三八三年 明の三日
今日の朝に発つナリス。
昨日のことが気になったから、呼ばれてないけど様子を見に来た。
扉を叩いて。出てきたナリスはちょっと驚いた顔をしたけど、すぐに部屋に入れてくれて。私を見て嬉しそうに笑った。
「心配して来てくれたの?」
「うん。それもあるけど」
昨日、少し話してくれたけど。
結局ナリスが何を怖がってるのかはわからないままだった。
だからどうしたら安心してもらえるのかはわからないけど。
もしかして私がこれを確認すれば、少しは安心してくれるかな。
「ナリスにね、聞きたいことがあるの」
「聞きたいこと?」
そう、と頷いて。
「ナリスと私って。恋人同士なのかなって…」
誕生日のときに思ったことを聞いたら、ナリスはものすごくびっくりした顔をしたあと、困ったように笑った。
「…俺、そんなに不安にさせた…?」
「違うの! そういう意味じゃなくて。そう思っていいのかなって…」
私が慌ててそう言うと、ナリスはじっと私を見てから何かに気付いたみたいに、あぁ…、と溜息混じりに呟いて。
「そっか、俺何も…」
がっくり肩を落としたナリスが、そのまま息を吐いて、顔を上げた。
「ごめん、レム。

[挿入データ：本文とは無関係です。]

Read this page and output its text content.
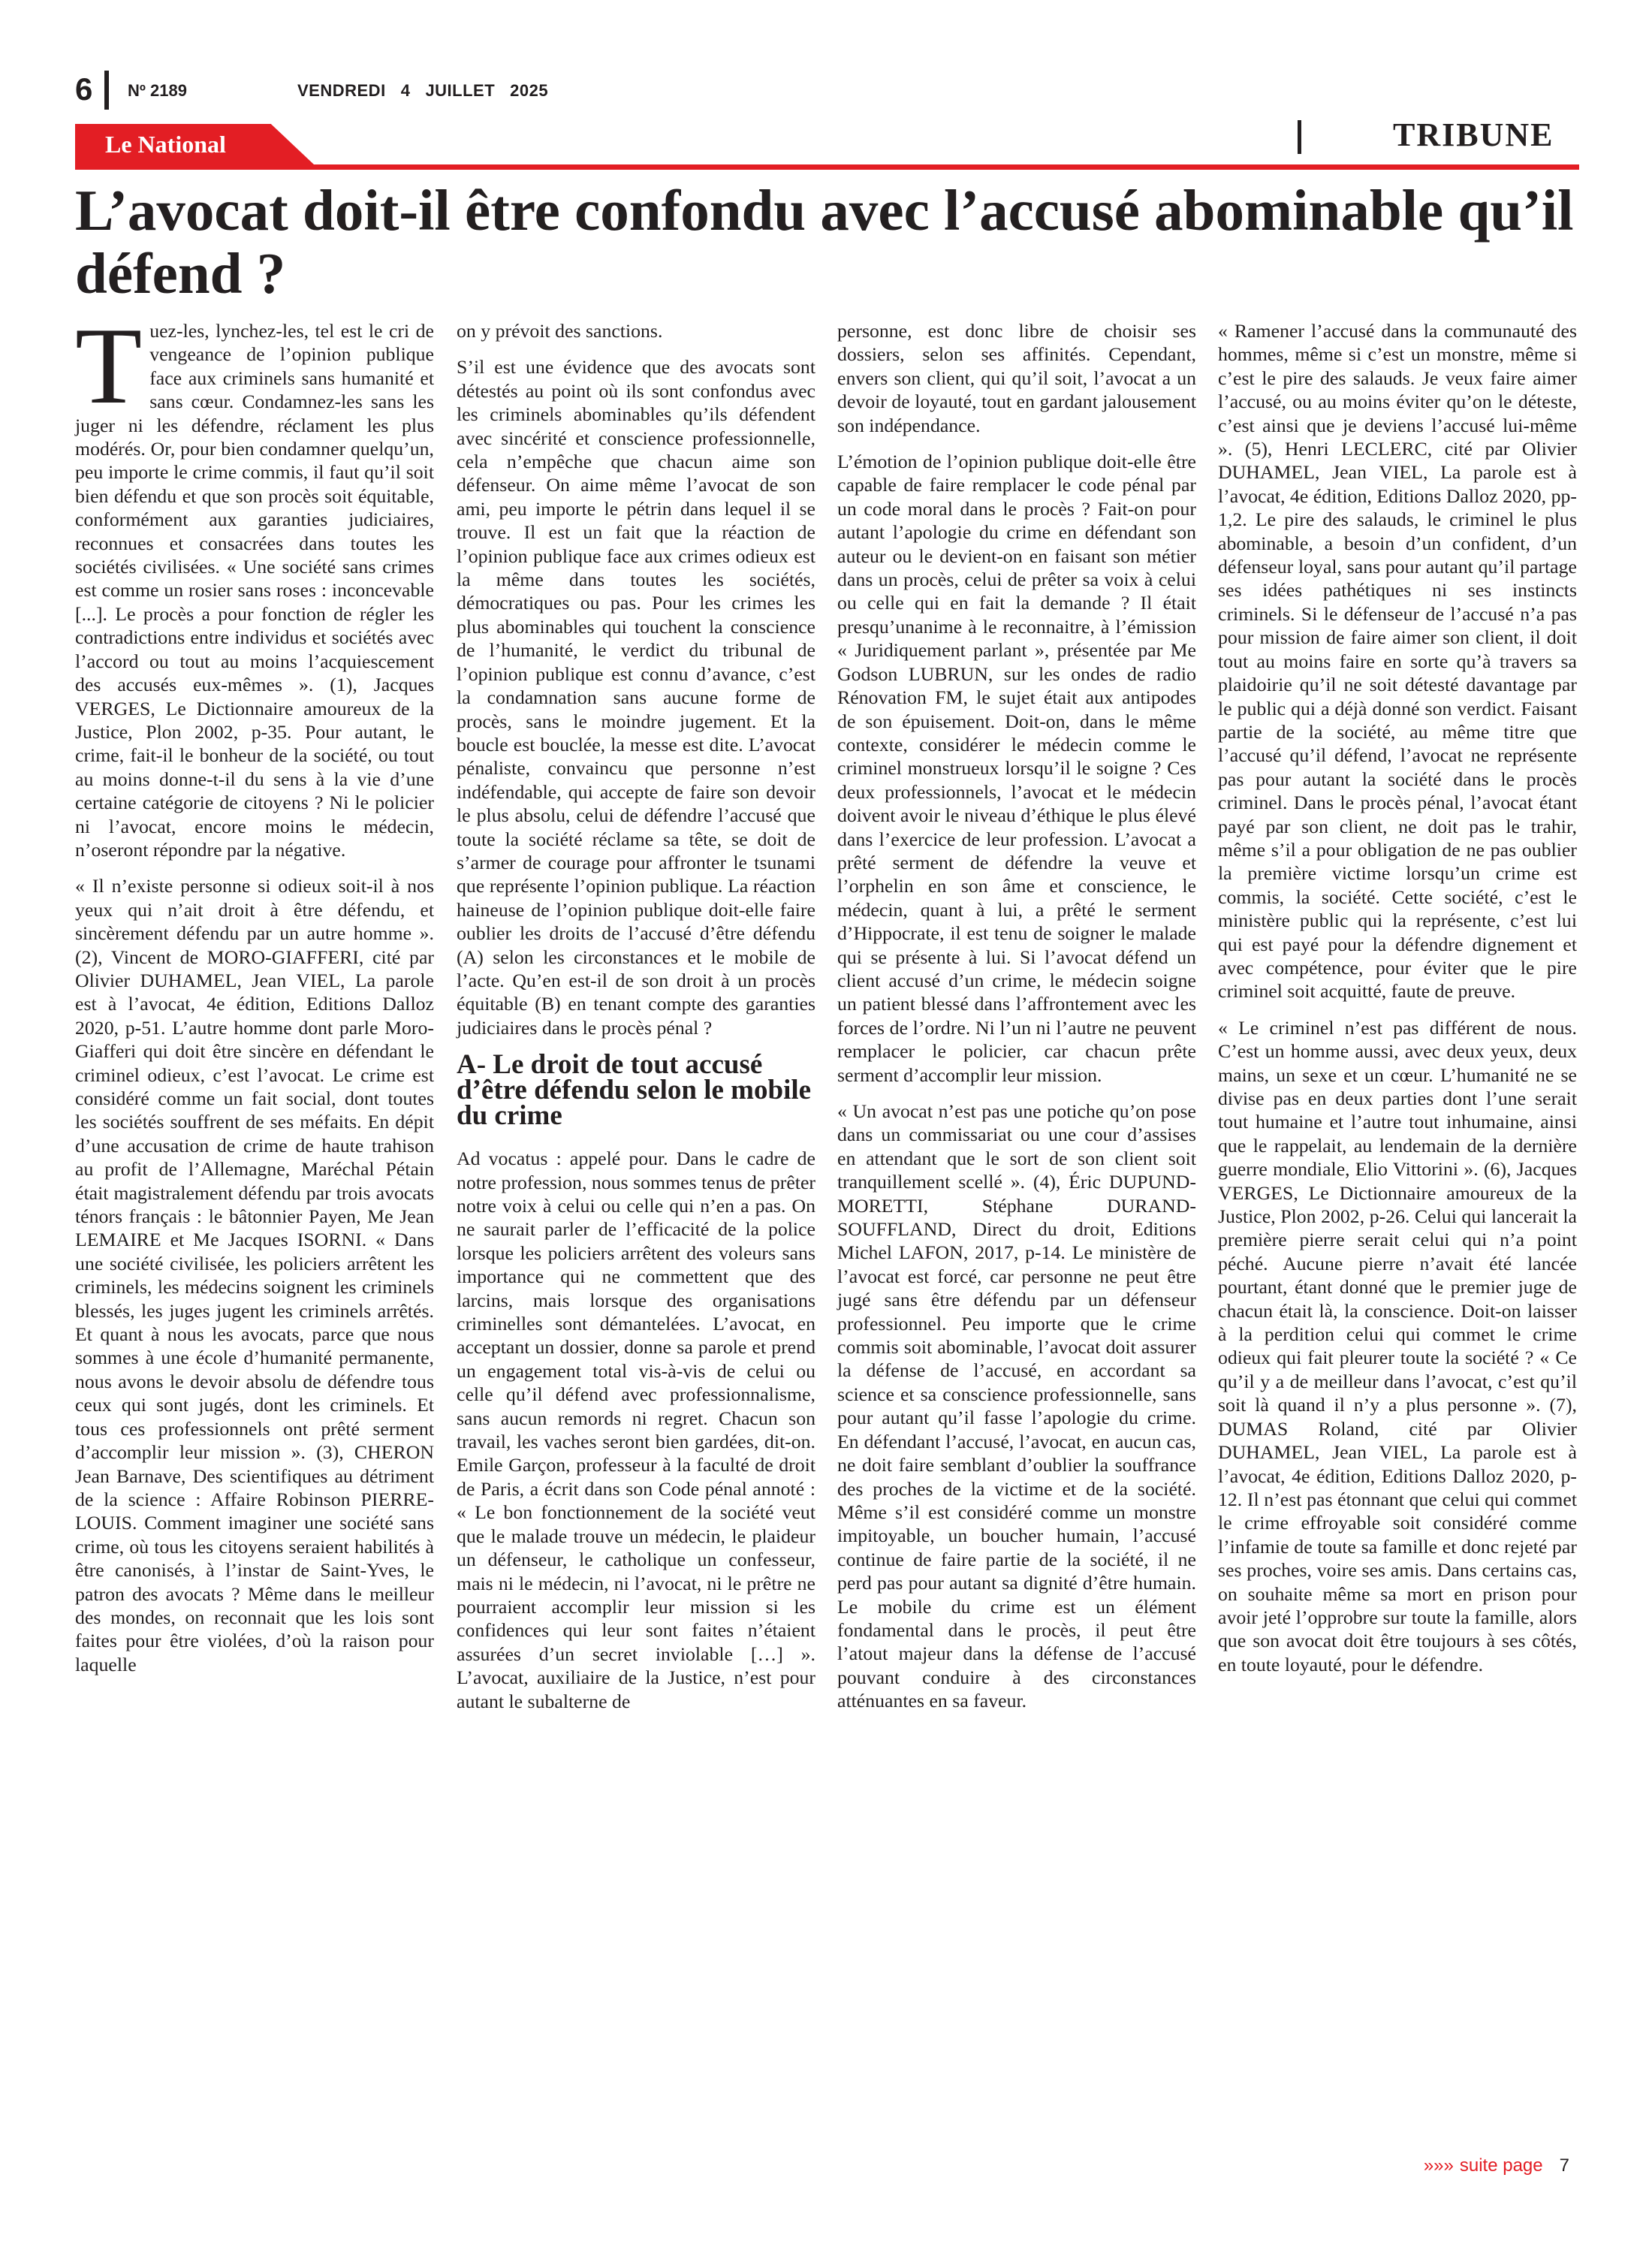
6 Nº 2189	VENDREDI 4 JUILLET 2025
Le National	TRIBUNE
L’avocat doit-il être confondu avec l’accusé abominable qu’il défend ?

Tuez-les, lynchez-les, tel est le cri de vengeance de l’opinion publique face aux criminels sans humanité et sans cœur. Condamnez-les sans les juger ni les défendre, réclament les plus modérés. Or, pour bien condamner quelqu’un, peu importe le crime commis, il faut qu’il soit bien défendu et que son procès soit équitable, conformément aux garanties judiciaires, reconnues et consacrées dans toutes les sociétés civilisées. « Une société sans crimes est comme un rosier sans roses : inconcevable [...]. Le procès a pour fonction de régler les contradictions entre individus et sociétés avec l’accord ou tout au moins l’acquiescement des accusés eux-mêmes ». (1), Jacques VERGES, Le Dictionnaire amoureux de la Justice, Plon 2002, p-35. Pour autant, le crime, fait-il le bonheur de la société, ou tout au moins donne-t-il du sens à la vie d’une certaine catégorie de citoyens ? Ni le policier ni l’avocat, encore moins le médecin, n’oseront répondre par la négative.

« Il n’existe personne si odieux soit-il à nos yeux qui n’ait droit à être défendu, et sincèrement défendu par un autre homme ». (2), Vincent de MORO-GIAFFERI, cité par Olivier DUHAMEL, Jean VIEL, La parole est à l’avocat, 4e édition, Editions Dalloz 2020, p-51. L’autre homme dont parle Moro-Giafferi qui doit être sincère en défendant le criminel odieux, c’est l’avocat. Le crime est considéré comme un fait social, dont toutes les sociétés souffrent de ses méfaits. En dépit d’une accusation de crime de haute trahison au profit de l’Allemagne, Maréchal Pétain était magistralement défendu par trois avocats ténors français : le bâtonnier Payen, Me Jean LEMAIRE et Me Jacques ISORNI. « Dans une société civilisée, les policiers arrêtent les criminels, les médecins soignent les criminels blessés, les juges jugent les criminels arrêtés. Et quant à nous les avocats, parce que nous sommes à une école d’humanité permanente, nous avons le devoir absolu de défendre tous ceux qui sont jugés, dont les criminels. Et tous ces professionnels ont prêté serment d’accomplir leur mission ». (3), CHERON Jean Barnave, Des scientifiques au détriment de la science : Affaire Robinson PIERRE-LOUIS. Comment imaginer une société sans crime, où tous les citoyens seraient habilités à être canonisés, à l’instar de Saint-Yves, le patron des avocats ? Même dans le meilleur des mondes, on reconnait que les lois sont faites pour être violées, d’où la raison pour laquelle

on y prévoit des sanctions.

S’il est une évidence que des avocats sont détestés au point où ils sont confondus avec les criminels abominables qu’ils défendent avec sincérité et conscience professionnelle, cela n’empêche que chacun aime son défenseur. On aime même l’avocat de son ami, peu importe le pétrin dans lequel il se trouve. Il est un fait que la réaction de l’opinion publique face aux crimes odieux est la même dans toutes les sociétés, démocratiques ou pas. Pour les crimes les plus abominables qui touchent la conscience de l’humanité, le verdict du tribunal de l’opinion publique est connu d’avance, c’est la condamnation sans aucune forme de procès, sans le moindre jugement. Et la boucle est bouclée, la messe est dite. L’avocat pénaliste, convaincu que personne n’est indéfendable, qui accepte de faire son devoir le plus absolu, celui de défendre l’accusé que toute la société réclame sa tête, se doit de s’armer de courage pour affronter le tsunami que représente l’opinion publique. La réaction haineuse de l’opinion publique doit-elle faire oublier les droits de l’accusé d’être défendu (A) selon les circonstances et le mobile de l’acte. Qu’en est-il de son droit à un procès équitable (B) en tenant compte des garanties judiciaires dans le procès pénal ?

A- Le droit de tout accusé d’être défendu selon le mobile du crime

Ad vocatus : appelé pour. Dans le cadre de notre profession, nous sommes tenus de prêter notre voix à celui ou celle qui n’en a pas. On ne saurait parler de l’efficacité de la police lorsque les policiers arrêtent des voleurs sans importance qui ne commettent que des larcins, mais lorsque des organisations criminelles sont démantelées. L’avocat, en acceptant un dossier, donne sa parole et prend un engagement total vis-à-vis de celui ou celle qu’il défend avec professionnalisme, sans aucun remords ni regret. Chacun son travail, les vaches seront bien gardées, dit-on. Emile Garçon, professeur à la faculté de droit de Paris, a écrit dans son Code pénal annoté : « Le bon fonctionnement de la société veut que le malade trouve un médecin, le plaideur un défenseur, le catholique un confesseur, mais ni le médecin, ni l’avocat, ni le prêtre ne pourraient accomplir leur mission si les confidences qui leur sont faites n’étaient assurées d’un secret inviolable […] ». L’avocat, auxiliaire de la Justice, n’est pour autant le subalterne de

personne, est donc libre de choisir ses dossiers, selon ses affinités. Cependant, envers son client, qui qu’il soit, l’avocat a un devoir de loyauté, tout en gardant jalousement son indépendance.

L’émotion de l’opinion publique doit-elle être capable de faire remplacer le code pénal par un code moral dans le procès ? Fait-on pour autant l’apologie du crime en défendant son auteur ou le devient-on en faisant son métier dans un procès, celui de prêter sa voix à celui ou celle qui en fait la demande ? Il était presqu’unanime à le reconnaitre, à l’émission « Juridiquement parlant », présentée par Me Godson LUBRUN, sur les ondes de radio Rénovation FM, le sujet était aux antipodes de son épuisement. Doit-on, dans le même contexte, considérer le médecin comme le criminel monstrueux lorsqu’il le soigne ? Ces deux professionnels, l’avocat et le médecin doivent avoir le niveau d’éthique le plus élevé dans l’exercice de leur profession. L’avocat a prêté serment de défendre la veuve et l’orphelin en son âme et conscience, le médecin, quant à lui, a prêté le serment d’Hippocrate, il est tenu de soigner le malade qui se présente à lui. Si l’avocat défend un client accusé d’un crime, le médecin soigne un patient blessé dans l’affrontement avec les forces de l’ordre. Ni l’un ni l’autre ne peuvent remplacer le policier, car chacun prête serment d’accomplir leur mission.

« Un avocat n’est pas une potiche qu’on pose dans un commissariat ou une cour d’assises en attendant que le sort de son client soit tranquillement scellé ». (4), Éric DUPUND-MORETTI, Stéphane DURAND-SOUFFLAND, Direct du droit, Editions Michel LAFON, 2017, p-14. Le ministère de l’avocat est forcé, car personne ne peut être jugé sans être défendu par un défenseur professionnel. Peu importe que le crime commis soit abominable, l’avocat doit assurer la défense de l’accusé, en accordant sa science et sa conscience professionnelle, sans pour autant qu’il fasse l’apologie du crime. En défendant l’accusé, l’avocat, en aucun cas, ne doit faire semblant d’oublier la souffrance des proches de la victime et de la société. Même s’il est considéré comme un monstre impitoyable, un boucher humain, l’accusé continue de faire partie de la société, il ne perd pas pour autant sa dignité d’être humain. Le mobile du crime est un élément fondamental dans le procès, il peut être l’atout majeur dans la défense de l’accusé pouvant conduire à des circonstances atténuantes en sa faveur.

« Ramener l’accusé dans la communauté des hommes, même si c’est un monstre, même si c’est le pire des salauds. Je veux faire aimer l’accusé, ou au moins éviter qu’on le déteste, c’est ainsi que je deviens l’accusé lui-même ». (5), Henri LECLERC, cité par Olivier DUHAMEL, Jean VIEL, La parole est à l’avocat, 4e édition, Editions Dalloz 2020, pp-1,2. Le pire des salauds, le criminel le plus abominable, a besoin d’un confident, d’un défenseur loyal, sans pour autant qu’il partage ses idées pathétiques ni ses instincts criminels. Si le défenseur de l’accusé n’a pas pour mission de faire aimer son client, il doit tout au moins faire en sorte qu’à travers sa plaidoirie qu’il ne soit détesté davantage par le public qui a déjà donné son verdict. Faisant partie de la société, au même titre que l’accusé qu’il défend, l’avocat ne représente pas pour autant la société dans le procès criminel. Dans le procès pénal, l’avocat étant payé par son client, ne doit pas le trahir, même s’il a pour obligation de ne pas oublier la première victime lorsqu’un crime est commis, la société. Cette société, c’est le ministère public qui la représente, c’est lui qui est payé pour la défendre dignement et avec compétence, pour éviter que le pire criminel soit acquitté, faute de preuve.

« Le criminel n’est pas différent de nous. C’est un homme aussi, avec deux yeux, deux mains, un sexe et un cœur. L’humanité ne se divise pas en deux parties dont l’une serait tout humaine et l’autre tout inhumaine, ainsi que le rappelait, au lendemain de la dernière guerre mondiale, Elio Vittorini ». (6), Jacques VERGES, Le Dictionnaire amoureux de la Justice, Plon 2002, p-26. Celui qui lancerait la première pierre serait celui qui n’a point péché. Aucune pierre n’avait été lancée pourtant, étant donné que le premier juge de chacun était là, la conscience. Doit-on laisser à la perdition celui qui commet le crime odieux qui fait pleurer toute la société ? « Ce qu’il y a de meilleur dans l’avocat, c’est qu’il soit là quand il n’y a plus personne ». (7), DUMAS Roland, cité par Olivier DUHAMEL, Jean VIEL, La parole est à l’avocat, 4e édition, Editions Dalloz 2020, p-12. Il n’est pas étonnant que celui qui commet le crime effroyable soit considéré comme l’infamie de toute sa famille et donc rejeté par ses proches, voire ses amis. Dans certains cas, on souhaite même sa mort en prison pour avoir jeté l’opprobre sur toute la famille, alors que son avocat doit être toujours à ses côtés, en toute loyauté, pour le défendre.

»»» suite page 7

大事なことなのに」
真剣な顔で、手を取られる。
「今からでも、いい?」
頷くと、ありがとうと言われて。
一旦下を見て、まっすぐ私に向き直るナリス。
改まりすぎて、何だか恥ずかしい。
握られたままの手に、ぎゅっと力が込められる。
「俺はレムが好きです。俺の恋人になってもらえますか?」
まっすぐ私を見てくれてるナリスの顔も、もう耳まで真っ赤で。
もちろん私だってしゃがみ込みたいくらい恥ずかしいけど。
両手でナリスの手を包んで。大きく頷いた。
「喜んで」
答えなんてわかってるはずなのに。
ナリスは安心したように笑み崩れて、ぎゅうっと私を抱きしめた。
「あぁもう緊張した…」
そんなことを言ってから、両肩を持って私を離す。
「これからよろしく」
微笑むナリスに。
「こちらこそ、よろしくね」
私もそう返して。どちらからともなくキスをした。
ナリスも出ないと行けないし、私も仕事に戻らないと。
そう思って部屋を出ようとしたら、ナリスに呼び止められた。
「…待っててくれる?」
らしくない、小さな声に。
振り返ると、縋るように私を見るナリスがいた。
「俺が戻るの、待っててくれる?」
どうしたんだろうと思ったけど。
当たり前だから、すぐに頷く。
「待ってるよ」
聞いてきたのはナリスのほうなのに、そう答えたら何だか驚いた顔をされて。
そのあと、嬉しそうに笑って。
ありがとうって、言ってくれた。
今更なふたりです。
ていうか。お前明日戻ってくるんだろうが(ネタバレ)。
本編はいつもの調子のジェットとダン。バラ売り禁止なので仕方ないです。